Margaret is a forensic accountant who has spent her career finding what people hide in numbers. Now she’s using those same skills on her own family, tracing a network of payments that reach all the way to her mother’s closest friends — and to a name that appears in sealed court records Margaret isn’t supposed to be able to access. Each document she uncovers makes her question not just her father’s death, but whether her mother’s was an accident at all. The clock is ticking: her father’s business partner has noticed she’s asking questions, and he has considerably more to lose than she does.

WHAT MARGARET FOUND is a 79,000-word psychological thriller in the vein of Lisa Jewell’s THE FAMILY UPSTAIRS and Liane Moriarty’s BIG LITTLE LIES.

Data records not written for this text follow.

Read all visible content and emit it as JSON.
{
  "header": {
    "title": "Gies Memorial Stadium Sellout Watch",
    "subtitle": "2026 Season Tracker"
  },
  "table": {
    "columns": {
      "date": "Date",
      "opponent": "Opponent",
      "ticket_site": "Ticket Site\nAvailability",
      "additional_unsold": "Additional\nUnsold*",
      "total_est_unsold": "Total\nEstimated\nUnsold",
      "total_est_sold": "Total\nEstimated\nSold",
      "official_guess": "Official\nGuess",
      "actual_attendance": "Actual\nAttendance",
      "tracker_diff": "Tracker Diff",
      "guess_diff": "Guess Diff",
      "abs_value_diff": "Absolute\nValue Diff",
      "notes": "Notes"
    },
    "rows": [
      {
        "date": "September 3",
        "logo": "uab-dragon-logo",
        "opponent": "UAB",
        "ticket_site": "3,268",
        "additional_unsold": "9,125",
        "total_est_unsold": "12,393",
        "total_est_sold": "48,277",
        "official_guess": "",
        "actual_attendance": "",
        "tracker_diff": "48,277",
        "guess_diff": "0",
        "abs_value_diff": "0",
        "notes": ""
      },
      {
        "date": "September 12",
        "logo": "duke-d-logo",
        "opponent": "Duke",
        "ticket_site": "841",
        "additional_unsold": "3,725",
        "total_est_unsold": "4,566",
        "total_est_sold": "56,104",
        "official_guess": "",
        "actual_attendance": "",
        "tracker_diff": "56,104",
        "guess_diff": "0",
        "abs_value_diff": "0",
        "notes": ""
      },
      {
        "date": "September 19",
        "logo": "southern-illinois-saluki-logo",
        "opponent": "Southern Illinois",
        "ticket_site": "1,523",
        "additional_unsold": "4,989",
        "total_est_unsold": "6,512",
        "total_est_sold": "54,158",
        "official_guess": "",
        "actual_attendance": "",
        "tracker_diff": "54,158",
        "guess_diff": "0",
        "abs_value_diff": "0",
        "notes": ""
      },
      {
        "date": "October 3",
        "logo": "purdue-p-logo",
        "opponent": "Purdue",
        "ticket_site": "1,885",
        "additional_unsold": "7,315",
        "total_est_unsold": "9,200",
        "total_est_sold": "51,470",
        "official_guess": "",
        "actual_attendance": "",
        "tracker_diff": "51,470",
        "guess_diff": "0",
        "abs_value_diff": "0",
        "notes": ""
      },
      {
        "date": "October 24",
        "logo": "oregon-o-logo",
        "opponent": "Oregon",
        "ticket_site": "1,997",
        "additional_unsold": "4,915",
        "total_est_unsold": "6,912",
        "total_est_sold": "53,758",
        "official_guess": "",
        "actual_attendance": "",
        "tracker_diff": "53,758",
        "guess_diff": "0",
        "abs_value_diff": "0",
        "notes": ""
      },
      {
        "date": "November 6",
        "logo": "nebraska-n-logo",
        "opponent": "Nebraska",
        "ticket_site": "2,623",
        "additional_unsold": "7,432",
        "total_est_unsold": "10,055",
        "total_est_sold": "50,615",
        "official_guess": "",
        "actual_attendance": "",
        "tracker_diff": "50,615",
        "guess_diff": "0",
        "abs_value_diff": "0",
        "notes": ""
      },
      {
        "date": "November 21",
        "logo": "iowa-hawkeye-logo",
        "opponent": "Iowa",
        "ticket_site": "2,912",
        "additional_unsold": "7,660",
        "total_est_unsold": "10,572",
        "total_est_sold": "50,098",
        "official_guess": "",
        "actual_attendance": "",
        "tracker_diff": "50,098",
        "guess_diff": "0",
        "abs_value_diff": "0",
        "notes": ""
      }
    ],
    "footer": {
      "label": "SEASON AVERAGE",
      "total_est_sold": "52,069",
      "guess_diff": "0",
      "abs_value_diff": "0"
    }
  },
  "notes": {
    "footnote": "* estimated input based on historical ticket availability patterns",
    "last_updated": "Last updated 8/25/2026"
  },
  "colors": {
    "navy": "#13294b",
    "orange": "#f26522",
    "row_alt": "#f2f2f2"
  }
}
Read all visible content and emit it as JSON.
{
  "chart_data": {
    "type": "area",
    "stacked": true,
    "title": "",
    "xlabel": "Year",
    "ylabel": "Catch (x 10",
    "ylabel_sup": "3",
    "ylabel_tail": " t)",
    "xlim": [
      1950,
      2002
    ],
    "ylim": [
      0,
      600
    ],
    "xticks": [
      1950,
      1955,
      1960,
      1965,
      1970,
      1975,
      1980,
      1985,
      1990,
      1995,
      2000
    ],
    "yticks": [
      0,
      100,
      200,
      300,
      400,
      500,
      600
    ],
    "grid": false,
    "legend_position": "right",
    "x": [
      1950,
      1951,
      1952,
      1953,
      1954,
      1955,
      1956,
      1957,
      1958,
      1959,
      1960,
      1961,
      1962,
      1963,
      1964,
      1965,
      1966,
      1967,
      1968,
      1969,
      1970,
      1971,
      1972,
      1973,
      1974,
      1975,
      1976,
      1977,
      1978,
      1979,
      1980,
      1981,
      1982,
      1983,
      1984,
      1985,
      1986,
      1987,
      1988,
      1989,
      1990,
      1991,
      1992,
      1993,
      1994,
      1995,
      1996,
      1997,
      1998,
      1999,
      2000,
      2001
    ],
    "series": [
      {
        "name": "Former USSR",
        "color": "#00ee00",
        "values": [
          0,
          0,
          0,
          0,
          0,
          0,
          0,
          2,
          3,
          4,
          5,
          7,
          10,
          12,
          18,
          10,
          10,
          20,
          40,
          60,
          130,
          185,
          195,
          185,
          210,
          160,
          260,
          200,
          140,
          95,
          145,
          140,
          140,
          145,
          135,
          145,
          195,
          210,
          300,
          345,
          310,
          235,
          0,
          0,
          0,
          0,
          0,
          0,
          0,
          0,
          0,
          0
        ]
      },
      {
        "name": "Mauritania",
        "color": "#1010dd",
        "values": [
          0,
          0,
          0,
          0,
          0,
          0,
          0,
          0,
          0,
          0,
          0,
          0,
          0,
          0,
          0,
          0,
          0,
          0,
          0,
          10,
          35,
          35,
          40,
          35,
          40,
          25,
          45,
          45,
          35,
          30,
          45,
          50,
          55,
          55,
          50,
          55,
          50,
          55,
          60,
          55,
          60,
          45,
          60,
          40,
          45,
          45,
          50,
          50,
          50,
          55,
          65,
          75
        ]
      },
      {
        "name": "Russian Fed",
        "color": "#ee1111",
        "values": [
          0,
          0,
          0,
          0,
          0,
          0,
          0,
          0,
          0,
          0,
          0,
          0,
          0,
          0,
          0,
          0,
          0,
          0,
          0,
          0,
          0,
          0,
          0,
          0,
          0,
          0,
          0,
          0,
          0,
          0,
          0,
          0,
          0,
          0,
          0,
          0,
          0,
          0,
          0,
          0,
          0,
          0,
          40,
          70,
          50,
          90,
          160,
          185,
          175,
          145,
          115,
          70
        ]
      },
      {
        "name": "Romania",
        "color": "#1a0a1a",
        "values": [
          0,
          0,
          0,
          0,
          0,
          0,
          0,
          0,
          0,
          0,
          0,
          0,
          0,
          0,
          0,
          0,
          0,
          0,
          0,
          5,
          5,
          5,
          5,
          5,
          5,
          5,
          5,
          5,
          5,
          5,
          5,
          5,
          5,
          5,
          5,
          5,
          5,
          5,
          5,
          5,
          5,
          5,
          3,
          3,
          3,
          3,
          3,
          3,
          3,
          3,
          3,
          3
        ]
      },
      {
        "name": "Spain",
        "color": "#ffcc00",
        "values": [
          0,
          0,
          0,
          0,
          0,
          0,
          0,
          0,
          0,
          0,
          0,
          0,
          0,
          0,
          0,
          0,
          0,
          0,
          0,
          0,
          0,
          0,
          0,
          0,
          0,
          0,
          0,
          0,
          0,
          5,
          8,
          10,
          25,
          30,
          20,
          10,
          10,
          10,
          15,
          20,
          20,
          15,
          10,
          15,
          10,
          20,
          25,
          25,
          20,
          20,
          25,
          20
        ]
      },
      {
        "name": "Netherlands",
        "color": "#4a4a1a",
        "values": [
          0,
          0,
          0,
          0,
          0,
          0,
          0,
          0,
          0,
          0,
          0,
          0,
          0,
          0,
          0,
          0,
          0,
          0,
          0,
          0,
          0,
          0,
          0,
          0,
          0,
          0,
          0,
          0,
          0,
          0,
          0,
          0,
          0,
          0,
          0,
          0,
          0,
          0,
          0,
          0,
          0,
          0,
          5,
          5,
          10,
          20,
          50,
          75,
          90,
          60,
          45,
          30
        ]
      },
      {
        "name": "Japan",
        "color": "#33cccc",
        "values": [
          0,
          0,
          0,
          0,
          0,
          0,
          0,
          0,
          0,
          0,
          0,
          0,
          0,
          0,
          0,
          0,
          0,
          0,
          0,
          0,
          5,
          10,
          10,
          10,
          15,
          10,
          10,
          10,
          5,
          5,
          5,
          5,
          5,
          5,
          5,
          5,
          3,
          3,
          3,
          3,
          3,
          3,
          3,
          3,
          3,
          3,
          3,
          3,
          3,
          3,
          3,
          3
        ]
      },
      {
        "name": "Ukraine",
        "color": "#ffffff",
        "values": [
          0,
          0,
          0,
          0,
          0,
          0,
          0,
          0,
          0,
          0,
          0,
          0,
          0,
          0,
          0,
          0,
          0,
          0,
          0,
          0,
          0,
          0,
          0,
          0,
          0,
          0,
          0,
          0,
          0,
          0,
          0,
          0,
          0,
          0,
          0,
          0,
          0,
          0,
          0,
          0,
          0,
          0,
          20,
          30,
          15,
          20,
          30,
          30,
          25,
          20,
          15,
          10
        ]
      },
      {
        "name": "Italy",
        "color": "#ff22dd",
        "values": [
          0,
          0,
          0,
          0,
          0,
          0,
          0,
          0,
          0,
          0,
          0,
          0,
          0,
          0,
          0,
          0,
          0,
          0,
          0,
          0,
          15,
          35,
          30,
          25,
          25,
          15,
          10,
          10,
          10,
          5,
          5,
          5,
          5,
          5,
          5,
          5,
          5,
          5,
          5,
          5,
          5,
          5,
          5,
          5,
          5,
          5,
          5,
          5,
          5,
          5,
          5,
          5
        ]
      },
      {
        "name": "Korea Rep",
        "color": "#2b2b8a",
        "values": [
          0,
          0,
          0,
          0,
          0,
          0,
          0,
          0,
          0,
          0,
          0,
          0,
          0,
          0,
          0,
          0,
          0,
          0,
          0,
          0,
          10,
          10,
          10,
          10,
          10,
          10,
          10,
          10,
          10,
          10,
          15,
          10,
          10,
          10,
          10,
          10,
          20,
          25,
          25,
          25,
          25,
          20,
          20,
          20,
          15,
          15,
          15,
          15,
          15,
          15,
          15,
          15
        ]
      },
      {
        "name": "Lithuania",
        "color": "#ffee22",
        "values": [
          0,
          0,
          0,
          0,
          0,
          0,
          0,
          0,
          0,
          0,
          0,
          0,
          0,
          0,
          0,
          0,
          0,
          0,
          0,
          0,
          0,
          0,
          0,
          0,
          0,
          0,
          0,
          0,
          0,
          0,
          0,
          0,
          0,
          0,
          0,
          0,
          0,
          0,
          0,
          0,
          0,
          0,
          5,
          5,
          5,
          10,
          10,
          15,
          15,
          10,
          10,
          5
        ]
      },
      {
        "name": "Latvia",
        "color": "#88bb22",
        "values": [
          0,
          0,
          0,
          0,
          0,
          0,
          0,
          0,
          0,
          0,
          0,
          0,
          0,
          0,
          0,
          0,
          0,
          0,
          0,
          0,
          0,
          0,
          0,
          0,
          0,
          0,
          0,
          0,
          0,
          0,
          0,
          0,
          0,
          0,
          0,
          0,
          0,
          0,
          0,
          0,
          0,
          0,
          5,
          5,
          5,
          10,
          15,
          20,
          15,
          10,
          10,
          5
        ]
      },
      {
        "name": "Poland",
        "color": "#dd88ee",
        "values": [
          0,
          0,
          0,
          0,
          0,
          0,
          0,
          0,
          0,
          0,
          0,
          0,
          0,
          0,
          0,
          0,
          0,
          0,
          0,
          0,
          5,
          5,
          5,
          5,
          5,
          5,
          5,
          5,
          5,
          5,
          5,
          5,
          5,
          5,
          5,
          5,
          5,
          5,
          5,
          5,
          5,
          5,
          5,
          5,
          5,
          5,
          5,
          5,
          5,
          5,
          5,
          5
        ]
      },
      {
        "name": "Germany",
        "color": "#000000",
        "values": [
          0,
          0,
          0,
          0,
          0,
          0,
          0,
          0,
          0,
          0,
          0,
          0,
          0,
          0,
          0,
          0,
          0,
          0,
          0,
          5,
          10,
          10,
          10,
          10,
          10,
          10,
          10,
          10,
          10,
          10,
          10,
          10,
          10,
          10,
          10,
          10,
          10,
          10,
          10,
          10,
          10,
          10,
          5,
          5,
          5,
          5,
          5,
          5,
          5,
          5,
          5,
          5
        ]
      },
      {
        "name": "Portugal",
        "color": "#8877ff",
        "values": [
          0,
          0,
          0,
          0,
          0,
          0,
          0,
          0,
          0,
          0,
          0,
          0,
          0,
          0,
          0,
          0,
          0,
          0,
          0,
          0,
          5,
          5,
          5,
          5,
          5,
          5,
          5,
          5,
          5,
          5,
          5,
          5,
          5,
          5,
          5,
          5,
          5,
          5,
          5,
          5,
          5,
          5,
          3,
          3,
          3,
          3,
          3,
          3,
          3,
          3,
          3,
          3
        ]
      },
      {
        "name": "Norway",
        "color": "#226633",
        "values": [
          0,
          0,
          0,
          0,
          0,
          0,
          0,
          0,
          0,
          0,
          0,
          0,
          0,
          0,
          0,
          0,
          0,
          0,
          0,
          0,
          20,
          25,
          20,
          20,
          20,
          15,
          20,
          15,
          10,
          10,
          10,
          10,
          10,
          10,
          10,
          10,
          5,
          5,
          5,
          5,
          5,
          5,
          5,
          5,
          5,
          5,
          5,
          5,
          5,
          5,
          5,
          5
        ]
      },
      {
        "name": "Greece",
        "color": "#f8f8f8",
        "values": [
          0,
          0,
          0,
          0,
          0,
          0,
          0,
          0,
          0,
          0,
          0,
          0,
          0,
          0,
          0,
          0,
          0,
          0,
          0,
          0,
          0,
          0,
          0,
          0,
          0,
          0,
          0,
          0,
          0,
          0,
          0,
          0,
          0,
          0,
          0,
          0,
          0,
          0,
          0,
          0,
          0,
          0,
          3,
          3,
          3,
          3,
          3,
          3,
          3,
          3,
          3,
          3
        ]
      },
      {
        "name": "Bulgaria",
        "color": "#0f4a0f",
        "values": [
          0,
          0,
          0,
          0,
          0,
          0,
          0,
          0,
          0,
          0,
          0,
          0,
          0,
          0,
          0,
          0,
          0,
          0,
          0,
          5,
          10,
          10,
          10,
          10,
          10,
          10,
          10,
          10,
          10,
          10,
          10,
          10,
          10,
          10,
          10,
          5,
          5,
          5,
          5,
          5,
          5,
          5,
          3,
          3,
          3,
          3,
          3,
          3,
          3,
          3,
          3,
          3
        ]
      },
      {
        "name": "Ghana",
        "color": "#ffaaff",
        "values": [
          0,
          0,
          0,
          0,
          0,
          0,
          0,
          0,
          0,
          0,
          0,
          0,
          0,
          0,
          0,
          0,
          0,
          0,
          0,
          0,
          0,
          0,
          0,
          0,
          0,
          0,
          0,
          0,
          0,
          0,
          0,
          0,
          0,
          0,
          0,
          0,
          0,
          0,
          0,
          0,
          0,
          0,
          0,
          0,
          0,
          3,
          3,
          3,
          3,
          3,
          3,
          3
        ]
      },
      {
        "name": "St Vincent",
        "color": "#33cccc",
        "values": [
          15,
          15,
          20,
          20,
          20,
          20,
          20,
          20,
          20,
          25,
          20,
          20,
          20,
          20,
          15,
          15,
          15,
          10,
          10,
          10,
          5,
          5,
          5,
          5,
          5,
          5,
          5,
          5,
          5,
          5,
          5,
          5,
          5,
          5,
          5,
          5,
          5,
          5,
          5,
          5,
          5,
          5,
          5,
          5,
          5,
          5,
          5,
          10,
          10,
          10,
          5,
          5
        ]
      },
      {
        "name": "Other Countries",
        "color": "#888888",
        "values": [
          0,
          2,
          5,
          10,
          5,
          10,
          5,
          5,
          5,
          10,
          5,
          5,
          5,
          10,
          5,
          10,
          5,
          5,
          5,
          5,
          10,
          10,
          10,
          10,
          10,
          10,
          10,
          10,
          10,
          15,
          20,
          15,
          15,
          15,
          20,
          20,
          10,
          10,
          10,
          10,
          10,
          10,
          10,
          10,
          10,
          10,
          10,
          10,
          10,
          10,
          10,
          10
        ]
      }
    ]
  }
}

I am a CPA with fifteen years in forensic accounting, which informs the financial investigation at the center of this novel. My short fiction has appeared in Ellery Queen Mystery Magazine.

What Changed and Why

  • The opening line — The weak version opens with “I am seeking representation,” which states the obvious. The strong version opens with an inciting incident that immediately establishes place, character, and mystery.
  • “Secrets and family” became a locked room — Abstract themes got replaced with a concrete image. A locked room is specific. “Things we hide from people we love” is a Hallmark card.
  • The protagonist’s profession became a plot device — In the weak version, Margaret just “uncovers truths.” In the strong version, her forensic accounting skills are directly tied to how the investigation unfolds. Character and plot are integrated.
  • Stakes became specific and ticking — “The truth may cost her everything” is vague. “Her father’s business partner has noticed she’s asking questions” is a threat with a body attached to it.
  • The bio became a credential — “I am passionate about writing” got replaced with an actual publishing credit and domain expertise that directly serves the manuscript. Fifteen years in forensic accounting is not a hobby detail. It’s proof of concept.
  • The word count and comps appeared — The weak version had no comps and buried the manuscript length in the opening. The strong version delivers both in a single clean sentence.

The same story. The same writer. One letter got ignored. The other one got read.

Your query letter is not a summary of your book. It’s an argument for why an agent should invest the next several hours of their life reading it. Make that argument with specifics, cut everything that isn’t doing a job, and trust that a clean, confident, well-structured letter will do more for you than any amount of clever framing or elaborate setup.

Write the hook first. Get it to one sentence. Then build outward from there.